Let $A$ be a Banach Algebra. An element $a\in A$ is said to be a left topological divisor of zero if there exists a sequence $\{x_n\}$ in $A$ with $\|x_n\|=1$ such that $ax_n\to 0$ as $n\to \infty$. We denote the set of all left topological divisor of zero by $Z^{l}$. My question is: Is $Z^{l}$ connected?

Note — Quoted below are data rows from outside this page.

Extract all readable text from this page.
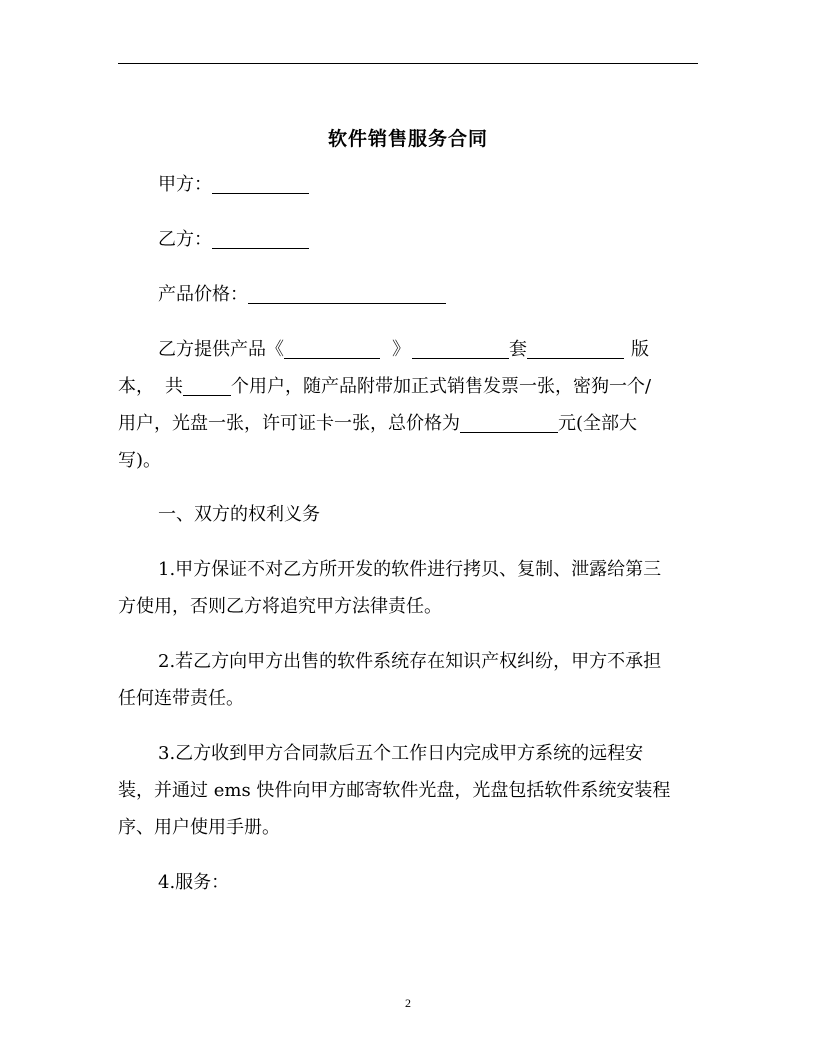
软件销售服务合同
甲方：
乙方：
产品价格：
乙方提供产品《	》	套	版
本， 共	个用户，随产品附带加正式销售发票一张，密狗一个/
用户，光盘一张，许可证卡一张，总价格为	元(全部大
写)。
一、双方的权利义务
1.甲方保证不对乙方所开发的软件进行拷贝、复制、泄露给第三
方使用，否则乙方将追究甲方法律责任。
2.若乙方向甲方出售的软件系统存在知识产权纠纷，甲方不承担
任何连带责任。
3.乙方收到甲方合同款后五个工作日内完成甲方系统的远程安
装，并通过 ems 快件向甲方邮寄软件光盘，光盘包括软件系统安装程
序、用户使用手册。
4.服务：
2
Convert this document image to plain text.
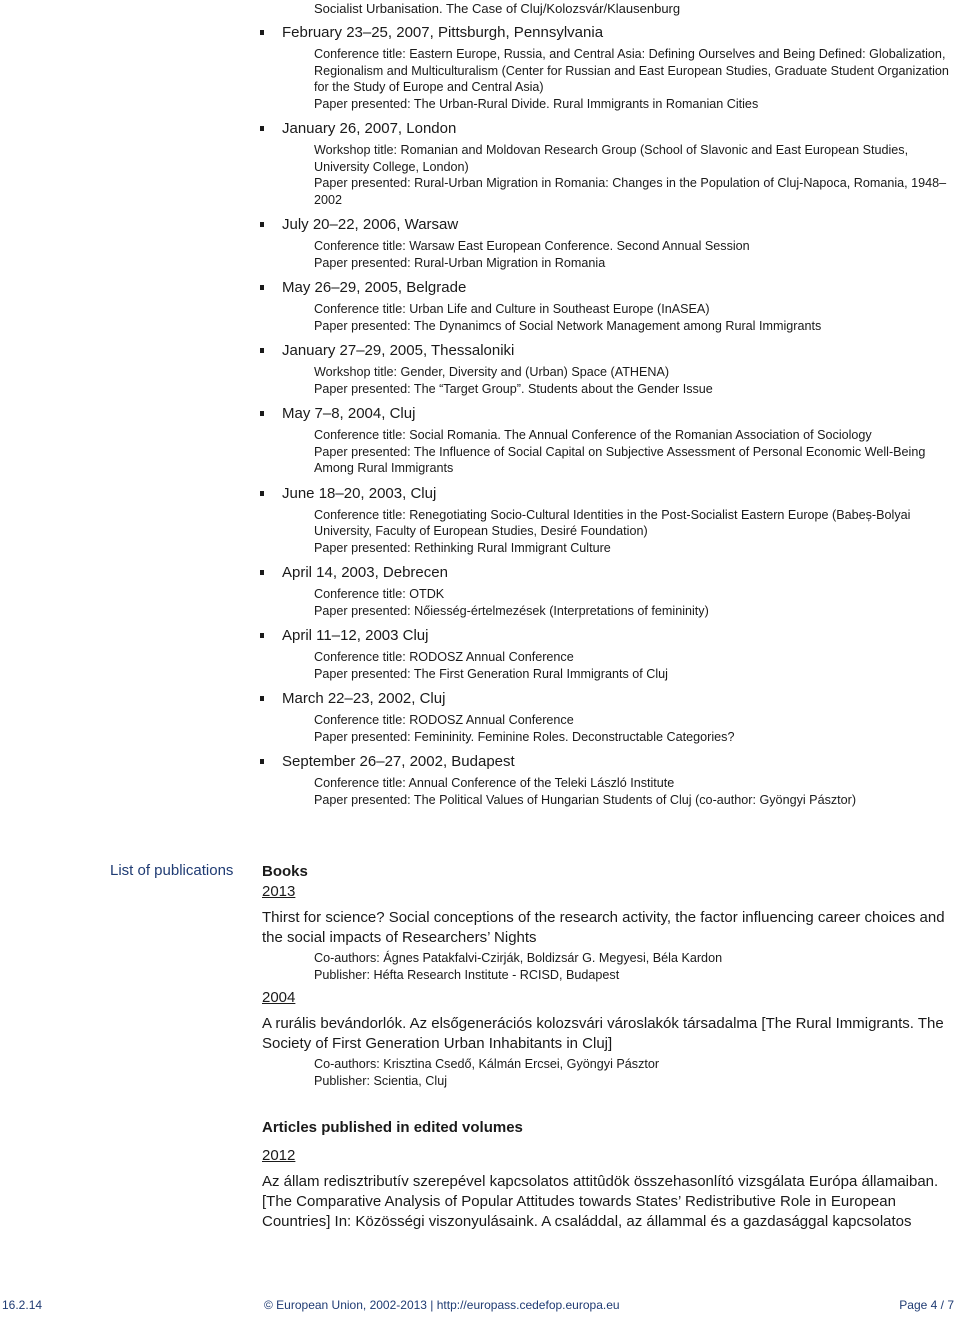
Socialist Urbanisation. The Case of Cluj/Kolozsvár/Klausenburg
February 23–25, 2007, Pittsburgh, Pennsylvania
Conference title: Eastern Europe, Russia, and Central Asia: Defining Ourselves and Being Defined: Globalization, Regionalism and Multiculturalism (Center for Russian and East European Studies, Graduate Student Organization for the Study of Europe and Central Asia)
Paper presented: The Urban-Rural Divide. Rural Immigrants in Romanian Cities
January 26, 2007, London
Workshop title: Romanian and Moldovan Research Group (School of Slavonic and East European Studies, University College, London)
Paper presented: Rural-Urban Migration in Romania: Changes in the Population of Cluj-Napoca, Romania, 1948–2002
July 20–22, 2006, Warsaw
Conference title: Warsaw East European Conference. Second Annual Session
Paper presented: Rural-Urban Migration in Romania
May 26–29, 2005, Belgrade
Conference title: Urban Life and Culture in Southeast Europe (InASEA)
Paper presented: The Dynanimcs of Social Network Management among Rural Immigrants
January 27–29, 2005, Thessaloniki
Workshop title: Gender, Diversity and (Urban) Space (ATHENA)
Paper presented: The “Target Group”. Students about the Gender Issue
May 7–8, 2004, Cluj
Conference title: Social Romania. The Annual Conference of the Romanian Association of Sociology
Paper presented: The Influence of Social Capital on Subjective Assessment of Personal Economic Well-Being Among Rural Immigrants
June 18–20, 2003, Cluj
Conference title: Renegotiating Socio-Cultural Identities in the Post-Socialist Eastern Europe (Babeș-Bolyai University, Faculty of European Studies, Desiré Foundation)
Paper presented: Rethinking Rural Immigrant Culture
April 14, 2003, Debrecen
Conference title: OTDK
Paper presented: Nőiesség-értelmezések (Interpretations of femininity)
April 11–12, 2003 Cluj
Conference title: RODOSZ Annual Conference
Paper presented: The First Generation Rural Immigrants of Cluj
March 22–23, 2002, Cluj
Conference title: RODOSZ Annual Conference
Paper presented: Femininity. Feminine Roles. Deconstructable Categories?
September 26–27, 2002, Budapest
Conference title: Annual Conference of the Teleki László Institute
Paper presented: The Political Values of Hungarian Students of Cluj (co-author: Gyöngyi Pásztor)
List of publications Books
2013
Thirst for science? Social conceptions of the research activity, the factor influencing career choices and the social impacts of Researchers’ Nights
Co-authors: Ágnes Patakfalvi-Czirják, Boldizsár G. Megyesi, Béla Kardon
Publisher: Héfta Research Institute - RCISD, Budapest
2004
A rurális bevándorlók. Az elsőgenerációs kolozsvári városlakók társadalma [The Rural Immigrants. The Society of First Generation Urban Inhabitants in Cluj]
Co-authors: Krisztina Csedő, Kálmán Ercsei, Gyöngyi Pásztor
Publisher: Scientia, Cluj
Articles published in edited volumes
2012
Az állam redisztributív szerepével kapcsolatos attitûdök összehasonlító vizsgálata Európa államaiban. [The Comparative Analysis of Popular Attitudes towards States’ Redistributive Role in European Countries] In: Közösségi viszonyulásaink. A családdal, az állammal és a gazdasággal kapcsolatos
16.2.14	© European Union, 2002-2013 | http://europass.cedefop.europa.eu	Page 4 / 7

I think it is connected. Moreover it is path connected.
My attempt:
Note that $0\in Z^{l}$. Let $a\in Z^l$. Let $0\leq t \leq 1$. Since $a\in Z^l$ we get a sequence $\{x_n\}$ in $A$ with $\|x_n\|=1$ such that $ax_n\to 0$ as $n\to \infty$. Now, \begin{align*} \|(ta+(1-t)0)x_n\| &= \|tax_n\| \\ &=|t| \, \|ax_n\| \to 0 \quad \text{ as } n \to \infty \end{align*} So $ta+(1-t)0\in Z^l$. We get a path between $a$ and $0$ in $Z^l$. If $b\in Z^l$ then combining the path from $a$ to $0$ and $0$ to $b$ we get a path between $a$ and $b$. Hence $Z^l$ is path connected. Is this correct? Similarly set of all right topological divisors of zero is also connected.
Yes, I think you're right: you've shown that the set $Z^l$ is "star-shaped" with centre $0$ ($x \in Z^l$ implies $tx \in Z^l$ for all $t \in [0,1]$) and such sets are path-connected in any TVS.